Не остается ни желания, ни удовольствия, ни боли, ни радости. Все смешивается — и очищенное, и чистое изначально.
Разве само пламя не есть воплощение чистоты?
Так ли уж важно, чья рука выпускает Стрелу — если эту руку направляет указующий перст Божий?
Странное внимание с его стороны: он сказал, чтобы я не садился с ним в одну машину, а затем увлек за собой Н., моего доброго ангела. На кого теперь мне опереться? Может быть, настойчивость, с которой он хотел меня отдалить, нужна была ему лишь затем, чтобы испытать свою власть надо мной, поиграть в деспота, принизить меня, проверить, до какой степени я ему подчиняюсь? Своими собственными руками он толкнул меня в адское пекло и, удерживая меня там, принялся вращать, как на вертеле. Он прилежно играл свою роль, он воспринимал ее всерьез. А эта неопределенность, которую он сегодня утром нарочно развел вокруг одной-единственной вещи, которую я хотел знать? Но я хотя бы менее одинок в моей пытке, которую он мне устроил, тщательно продумав, осуществив и теперь наблюдая за мной издалека, словно палач, привыкший видеть и причинять страдание. Он не знает жалости, он уже хорошо освоил изощренное, высочайшее искусство пытки! Но я менее одинок в своих мучениях!

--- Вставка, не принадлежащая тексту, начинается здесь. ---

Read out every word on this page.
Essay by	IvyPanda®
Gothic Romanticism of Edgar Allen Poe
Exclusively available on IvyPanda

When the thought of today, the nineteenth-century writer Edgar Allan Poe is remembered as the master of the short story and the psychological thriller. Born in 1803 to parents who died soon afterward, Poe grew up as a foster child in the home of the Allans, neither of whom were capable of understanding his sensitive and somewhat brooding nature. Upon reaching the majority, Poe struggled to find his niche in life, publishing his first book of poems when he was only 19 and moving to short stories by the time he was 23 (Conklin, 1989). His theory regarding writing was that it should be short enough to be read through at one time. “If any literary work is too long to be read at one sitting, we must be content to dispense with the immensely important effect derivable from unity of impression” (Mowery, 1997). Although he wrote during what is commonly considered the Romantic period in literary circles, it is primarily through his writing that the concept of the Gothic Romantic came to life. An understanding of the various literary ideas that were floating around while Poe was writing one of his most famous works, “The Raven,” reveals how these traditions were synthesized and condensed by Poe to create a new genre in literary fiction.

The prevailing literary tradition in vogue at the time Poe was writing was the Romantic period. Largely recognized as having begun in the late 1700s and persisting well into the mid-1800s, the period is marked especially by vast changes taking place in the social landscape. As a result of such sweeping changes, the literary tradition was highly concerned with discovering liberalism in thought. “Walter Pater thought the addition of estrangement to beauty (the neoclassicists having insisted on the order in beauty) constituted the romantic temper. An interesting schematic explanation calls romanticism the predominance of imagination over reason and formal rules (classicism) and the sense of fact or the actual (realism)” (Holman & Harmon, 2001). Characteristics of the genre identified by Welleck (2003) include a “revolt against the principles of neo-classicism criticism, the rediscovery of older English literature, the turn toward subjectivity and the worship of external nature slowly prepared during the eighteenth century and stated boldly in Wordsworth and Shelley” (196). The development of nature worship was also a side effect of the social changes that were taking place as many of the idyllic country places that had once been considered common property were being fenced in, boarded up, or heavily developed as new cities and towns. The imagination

Наши паланкины следуют один за другим; он едет во втором, но я и не думаю оборачиваться, чтобы его увидеть — мне достаточно, чтобы он неотрывно наблюдал за мной. Окружающие декорации роскошны — сама природа во всем своем бесчувственном великолепии.
По мере того как я страдаю все сильнее, словно переходя с одного уровня на другой, мы движемся сквозь дикие леса, а затем, поднимаясь все выше, достигаем вершины горы, одной из самых священных, и перед нами распахивается во все стороны бесконечно широкий горизонт, где сливаются земля и небо, окружая поля самых прославленных сражений.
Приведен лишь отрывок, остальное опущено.